High dose vitamin C in metastatic lung cancer and glioblastoma multiforme:
- High-dose ascorbate sensitizes NSCLC and GBM cells to radio-chemotherapy
- O2⋅− and H2O2 increase labile iron causing cancer cell-selective ascorbate toxicity
- Therapeutic levels of ascorbate are achievable and well tolerated in GBM and NSCLC
- Cancer cell oxidative metabolism can be targeted with ascorbate for cancer therapy
Pharmacological ascorbate has been proposed as a potential anti-cancer agent when combined with radiation and chemotherapy. The anti-cancer effects of ascorbate are hypothesized to involve the autoxidation of ascorbate leading to increased steady-state levels of H2O2; however, the mechanism(s) for cancer cell-selective toxicity remain unknown.
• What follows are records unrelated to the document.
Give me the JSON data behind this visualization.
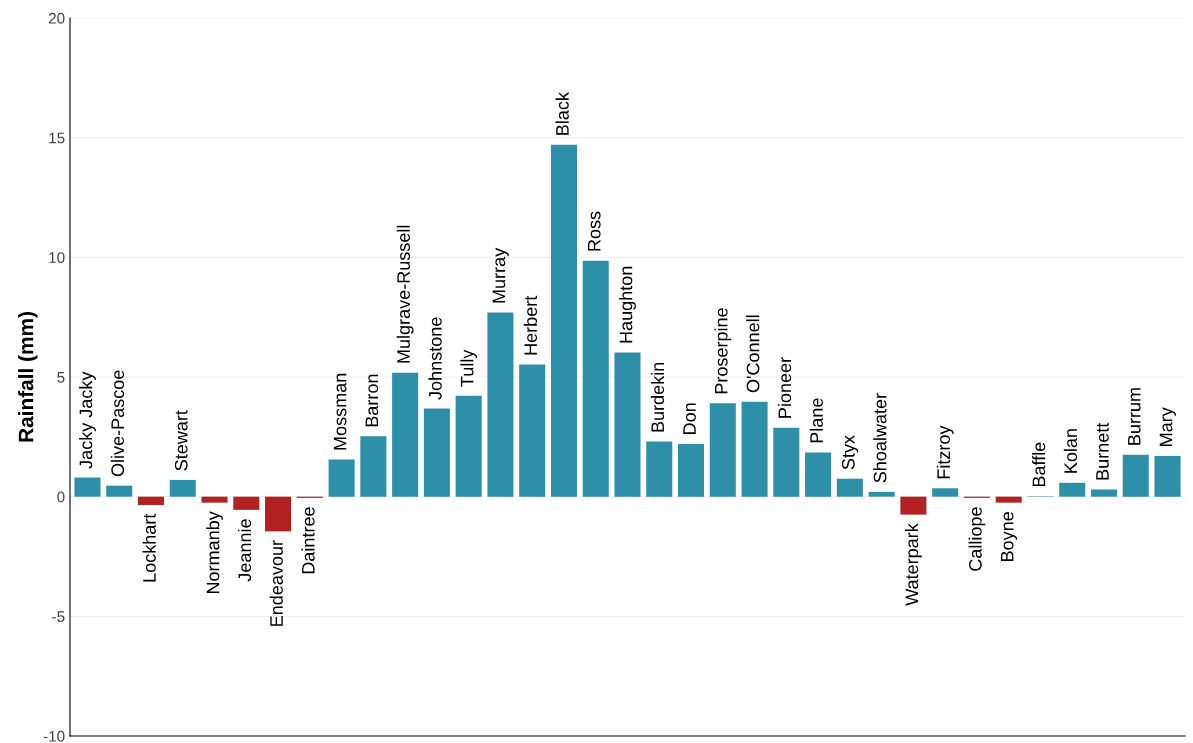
{
  "chart_data": {
    "type": "bar",
    "ylabel": "Rainfall (mm)",
    "categories": [
      "Jacky Jacky",
      "Olive-Pascoe",
      "Lockhart",
      "Stewart",
      "Normanby",
      "Jeannie",
      "Endeavour",
      "Daintree",
      "Mossman",
      "Barron",
      "Mulgrave-Russell",
      "Johnstone",
      "Tully",
      "Murray",
      "Herbert",
      "Black",
      "Ross",
      "Haughton",
      "Burdekin",
      "Don",
      "Proserpine",
      "O'Connell",
      "Pioneer",
      "Plane",
      "Styx",
      "Shoalwater",
      "Waterpark",
      "Fitzroy",
      "Calliope",
      "Boyne",
      "Baffle",
      "Kolan",
      "Burnett",
      "Burrum",
      "Mary"
    ],
    "values": [
      0.8,
      0.46,
      -0.35,
      0.7,
      -0.25,
      -0.55,
      -1.45,
      -0.05,
      1.55,
      2.52,
      5.18,
      3.68,
      4.22,
      7.69,
      5.52,
      14.7,
      9.86,
      6.02,
      2.3,
      2.2,
      3.9,
      3.97,
      2.88,
      1.85,
      0.75,
      0.2,
      -0.75,
      0.35,
      -0.05,
      -0.25,
      0.02,
      0.58,
      0.3,
      1.75,
      1.7
    ],
    "colors": [
      "#2e8fa8",
      "#2e8fa8",
      "#b22222",
      "#2e8fa8",
      "#b22222",
      "#b22222",
      "#b22222",
      "#b22222",
      "#2e8fa8",
      "#2e8fa8",
      "#2e8fa8",
      "#2e8fa8",
      "#2e8fa8",
      "#2e8fa8",
      "#2e8fa8",
      "#2e8fa8",
      "#2e8fa8",
      "#2e8fa8",
      "#2e8fa8",
      "#2e8fa8",
      "#2e8fa8",
      "#2e8fa8",
      "#2e8fa8",
      "#2e8fa8",
      "#2e8fa8",
      "#2e8fa8",
      "#b22222",
      "#2e8fa8",
      "#b22222",
      "#b22222",
      "#2e8fa8",
      "#2e8fa8",
      "#2e8fa8",
      "#2e8fa8",
      "#2e8fa8"
    ],
    "ylim": [
      -10,
      20
    ],
    "yticks": [
      -10,
      -5,
      0,
      5,
      10,
      15,
      20
    ],
    "grid": "y"
  }
}
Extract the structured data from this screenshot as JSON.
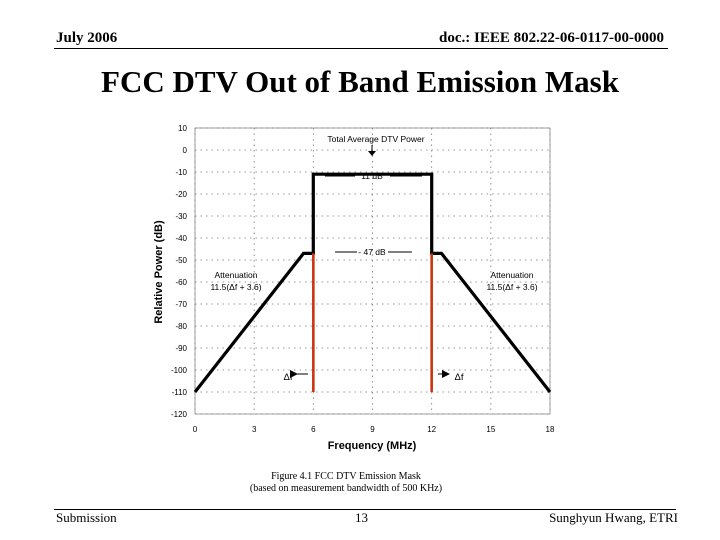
{
  "header": {
    "left": "July 2006",
    "right": "doc.: IEEE 802.22-06-0117-00-0000"
  },
  "slide": {
    "title": "FCC DTV Out of Band Emission Mask"
  },
  "footer": {
    "left": "Submission",
    "page": "13",
    "right": "Sunghyun Hwang, ETRI"
  },
  "chart_data": {
    "type": "line",
    "xlabel": "Frequency  (MHz)",
    "ylabel": "Relative Power  (dB)",
    "xlim": [
      0,
      18
    ],
    "ylim": [
      -120,
      10
    ],
    "x_ticks": [
      0,
      3,
      6,
      9,
      12,
      15,
      18
    ],
    "y_ticks": [
      10,
      0,
      -10,
      -20,
      -30,
      -40,
      -50,
      -60,
      -70,
      -80,
      -90,
      -100,
      -110,
      -120
    ],
    "grid": "dotted",
    "series": [
      {
        "name": "Emission mask",
        "color": "#000000",
        "x": [
          0,
          5.5,
          6,
          6,
          12,
          12,
          12.5,
          18
        ],
        "y": [
          -110,
          -47,
          -47,
          -11,
          -11,
          -47,
          -47,
          -110
        ]
      }
    ],
    "markers": [
      {
        "name": "Channel edge 6 MHz",
        "x": 6,
        "y_from": -47,
        "y_to": -110,
        "color": "#cc3311"
      },
      {
        "name": "Channel edge 12 MHz",
        "x": 12,
        "y_from": -47,
        "y_to": -110,
        "color": "#cc3311"
      }
    ],
    "annotations": {
      "total_power": "Total Average DTV  Power",
      "in_band": "11 dB",
      "edge": "- 47 dB",
      "atten_label": "Attenuation",
      "atten_formula": "11.5(Δf + 3.6)",
      "delta_f": "Δf"
    },
    "caption_line1": "Figure 4.1 FCC DTV Emission Mask",
    "caption_line2": "(based on measurement bandwidth of 500 KHz)"
  }
}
The current study shows that alterations in cancer cell mitochondrial oxidative metabolism resulting in increased levels of O2⋅− and H2O2 are capable of disrupting intracellular iron metabolism, thereby selectively sensitizing non-small-cell lung cancer (NSCLC) and glioblastoma (GBM) cells to ascorbate through pro-oxidant chemistry involving redox-active labile iron and H2O2. In addition, preclinical studies and clinical trials demonstrate the feasibility, selective toxicity, tolerability, and potential efficacy of pharmacological ascorbate in GBM and NSCLC therapy.